S'il y a une chose qui m'a toujours paru zarbi chez un bon pourcentage de mes contemporains, c'est l'image négative qu'ils ont de la mort. La trouille bête et méchante à la simple idée de la mort, devant une représentation de la mort, l'angoisse durant une conversation sur la mort... Pourquoi ? La permanence de la mort, l'évidence, la certitude, l'égalité de tous devant elle, une des rares qui nous rende cette justice, d'ailleurs, c'est sécurisant, la mort, c'est du solide, du ciment précontraint, on peut compter sur elle à toute heure et en tous lieux, encore mieux qu'un épicier arabe...

Brel nous a légué plein de belles choses, et entres autres : "Mourir, la belle affaire ! Mais vieillir ?..." Là oui, je le suis. Il y a des tas de craintes logiques, raisonnables, humaines, réfléchies et je me méfierais d'un gars qui ne les a pas fortement implantées : la peur de souffrir, de déchoir, la rébellion contre la maladie (inverse de l'hypocondrie), la prudence, l'instinct de survie... On prend conscience du risque, du danger et on fait ce qu'il faut, ce qu'on peut, contre, et s'il n'y a plus rien à faire, on a les chocottes, c'est normal.

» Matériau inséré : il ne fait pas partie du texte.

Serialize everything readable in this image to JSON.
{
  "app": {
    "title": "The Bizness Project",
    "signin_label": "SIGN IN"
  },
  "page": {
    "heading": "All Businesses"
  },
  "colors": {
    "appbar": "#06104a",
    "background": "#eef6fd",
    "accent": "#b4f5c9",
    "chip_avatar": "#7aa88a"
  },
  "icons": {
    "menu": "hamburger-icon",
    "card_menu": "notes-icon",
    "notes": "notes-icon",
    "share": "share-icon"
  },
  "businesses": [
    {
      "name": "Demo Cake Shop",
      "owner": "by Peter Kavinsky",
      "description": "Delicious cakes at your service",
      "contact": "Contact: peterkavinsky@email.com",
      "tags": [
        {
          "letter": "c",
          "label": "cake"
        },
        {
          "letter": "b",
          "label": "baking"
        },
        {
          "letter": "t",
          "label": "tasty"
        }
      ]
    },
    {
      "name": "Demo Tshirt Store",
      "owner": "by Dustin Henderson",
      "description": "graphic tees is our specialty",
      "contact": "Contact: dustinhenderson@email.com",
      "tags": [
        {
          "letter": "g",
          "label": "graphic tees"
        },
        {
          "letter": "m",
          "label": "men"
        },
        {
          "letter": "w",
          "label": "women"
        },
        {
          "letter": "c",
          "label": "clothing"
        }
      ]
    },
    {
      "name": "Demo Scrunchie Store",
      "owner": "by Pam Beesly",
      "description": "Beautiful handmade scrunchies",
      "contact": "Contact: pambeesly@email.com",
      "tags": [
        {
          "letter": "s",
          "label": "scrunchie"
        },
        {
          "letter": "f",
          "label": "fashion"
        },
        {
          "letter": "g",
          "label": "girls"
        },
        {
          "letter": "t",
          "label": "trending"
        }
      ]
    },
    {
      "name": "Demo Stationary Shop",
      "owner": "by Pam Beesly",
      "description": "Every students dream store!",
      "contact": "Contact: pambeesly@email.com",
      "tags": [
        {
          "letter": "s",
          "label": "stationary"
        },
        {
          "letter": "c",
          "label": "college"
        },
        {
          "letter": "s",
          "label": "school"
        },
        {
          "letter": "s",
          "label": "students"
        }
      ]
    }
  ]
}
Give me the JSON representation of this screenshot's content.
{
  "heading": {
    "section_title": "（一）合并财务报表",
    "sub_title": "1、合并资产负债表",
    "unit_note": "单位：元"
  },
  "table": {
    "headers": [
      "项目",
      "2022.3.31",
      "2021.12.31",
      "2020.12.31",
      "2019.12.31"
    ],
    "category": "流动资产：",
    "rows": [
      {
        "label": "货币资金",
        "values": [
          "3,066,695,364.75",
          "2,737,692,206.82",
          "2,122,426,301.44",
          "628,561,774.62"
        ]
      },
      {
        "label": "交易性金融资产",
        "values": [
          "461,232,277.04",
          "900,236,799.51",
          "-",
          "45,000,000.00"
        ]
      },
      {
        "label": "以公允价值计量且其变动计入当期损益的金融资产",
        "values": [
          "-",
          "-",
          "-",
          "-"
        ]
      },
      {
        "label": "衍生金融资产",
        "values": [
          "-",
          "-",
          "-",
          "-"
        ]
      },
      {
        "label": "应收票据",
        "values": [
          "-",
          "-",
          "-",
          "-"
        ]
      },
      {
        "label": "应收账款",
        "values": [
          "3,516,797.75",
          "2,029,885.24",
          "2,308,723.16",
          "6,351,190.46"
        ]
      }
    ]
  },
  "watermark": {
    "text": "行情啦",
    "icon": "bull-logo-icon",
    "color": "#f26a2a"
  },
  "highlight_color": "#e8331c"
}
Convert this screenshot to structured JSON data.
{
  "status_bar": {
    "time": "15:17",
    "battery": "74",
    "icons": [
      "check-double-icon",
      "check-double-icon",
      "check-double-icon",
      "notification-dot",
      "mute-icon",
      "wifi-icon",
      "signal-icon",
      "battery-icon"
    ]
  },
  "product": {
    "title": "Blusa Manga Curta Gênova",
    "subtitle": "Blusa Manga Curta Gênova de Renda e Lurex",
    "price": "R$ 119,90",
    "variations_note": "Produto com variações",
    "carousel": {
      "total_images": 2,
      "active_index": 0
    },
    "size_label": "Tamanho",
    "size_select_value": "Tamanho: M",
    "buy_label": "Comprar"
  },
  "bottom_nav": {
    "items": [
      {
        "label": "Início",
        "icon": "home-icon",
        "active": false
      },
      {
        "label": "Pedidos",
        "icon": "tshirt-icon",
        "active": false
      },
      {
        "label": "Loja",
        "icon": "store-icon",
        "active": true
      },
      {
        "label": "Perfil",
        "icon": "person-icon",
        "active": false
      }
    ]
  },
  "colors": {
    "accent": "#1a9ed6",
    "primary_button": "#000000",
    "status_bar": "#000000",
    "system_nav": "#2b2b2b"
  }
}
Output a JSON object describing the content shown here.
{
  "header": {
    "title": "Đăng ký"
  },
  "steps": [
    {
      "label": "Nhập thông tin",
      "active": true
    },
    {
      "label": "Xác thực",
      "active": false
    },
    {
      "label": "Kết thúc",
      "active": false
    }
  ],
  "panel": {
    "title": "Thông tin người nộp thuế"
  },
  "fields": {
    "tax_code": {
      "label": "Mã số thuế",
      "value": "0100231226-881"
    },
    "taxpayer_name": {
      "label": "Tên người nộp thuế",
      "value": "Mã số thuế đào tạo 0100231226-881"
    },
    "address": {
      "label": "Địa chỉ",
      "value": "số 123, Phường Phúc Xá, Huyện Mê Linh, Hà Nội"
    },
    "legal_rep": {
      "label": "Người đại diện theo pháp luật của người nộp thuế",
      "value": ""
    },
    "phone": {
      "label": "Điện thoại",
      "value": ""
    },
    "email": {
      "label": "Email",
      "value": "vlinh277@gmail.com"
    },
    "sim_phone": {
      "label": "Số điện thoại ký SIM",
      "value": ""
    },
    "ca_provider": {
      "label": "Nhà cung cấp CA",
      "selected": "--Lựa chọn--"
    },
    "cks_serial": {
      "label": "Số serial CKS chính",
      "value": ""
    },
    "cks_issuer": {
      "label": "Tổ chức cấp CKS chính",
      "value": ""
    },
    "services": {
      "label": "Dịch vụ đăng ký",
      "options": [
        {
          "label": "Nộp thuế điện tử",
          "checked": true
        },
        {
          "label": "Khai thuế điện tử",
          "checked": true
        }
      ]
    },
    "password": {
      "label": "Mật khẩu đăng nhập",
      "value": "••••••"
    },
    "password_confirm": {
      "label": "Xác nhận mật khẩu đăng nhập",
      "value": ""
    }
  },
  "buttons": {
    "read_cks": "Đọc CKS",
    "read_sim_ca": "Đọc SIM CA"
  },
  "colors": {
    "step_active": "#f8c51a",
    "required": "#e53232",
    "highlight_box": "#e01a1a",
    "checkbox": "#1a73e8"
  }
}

La mort, c'est elle qui est normale. Elle fait partie du cycle : nous mourrons, aussi vrai que nous sommes né. Elle est même belle, nécessaire, indispensable. Si la mort n'était pas là pour réduire les effectifs et rajeunir les cadres, le monde serait un wagon de métro à une heure de pointe et ce, sur plusieurs épaisseurs : une gigantesque boîte de sardines. Nous n'en arriverions pas là, d'ailleurs, morts de faim, de soif, de manque d'oxygène, de promiscuité, tués par nos frères humains pour un peu d'espace. C'est d'ailleurs l'avenir que nous promettent quasiment tous les avenirologues. La bombe P (comme population) va nous exploser à la gueule. Et que font nos dirigeants pour désamorcer cet explosif ? Rien. Ils se congratulent mutuellement, ils se frappent sur l'épaule, s'embrassent, se serrent les mains, se félicitent des dernières statistiques : les avancées dans le progrès médical font rendre gorge à la mort et l'espérance de vie augmente ! Ouaih ! On vit plus vieux, certes, mais c'est justement notre problème, bien vu, l'aveugle. Et dans quel état ? Avec quelle qualité de vie ? Et dans un monde ou il y a encore des enfants qui meurent de faim, n'y a t'il pas d'autres combats plus urgents à mener ?

Surfant sur votre peur, tous les menteurs, griffe dans la griffe, essayent de vous refiler le même produit pourrave. Tous les dealers d'opium du peuple, pour vous injecter leur camelote frelatée, ont le même cadeau Bonux : ils vous parlent de la vie éternelle.. Super Concept. Ça fait des millénaires que ça marche. Vous êtes dans la merde aujourd'hui, mais filez moi la dîme, la quête, les offrandes, le denier du culte, faites bien tout ce que je vous dis et là-haut, vous verrez, ça sera vraiment le Paradis, comme on dit : pour vous messieurs, vierges perpétuelles (brevet déposé) pour vous mesdames, un choix de princes charmants au romantisme échevelé (BHL est très demandé)... Tous les prophètes l'ont dit :" Donnez-moi un levier et j'enculerai tout le monde". Ça marche car ils tablent sur la peur du "rien après la mort", du "c'est fini, F.I.N.I.". Quoi, mon bel égo, dégonflé, envolé ? Je n'y peux point croire... Comment la terre tournerait elle sans moi ? On a sûrement droit à un 2ième essai ?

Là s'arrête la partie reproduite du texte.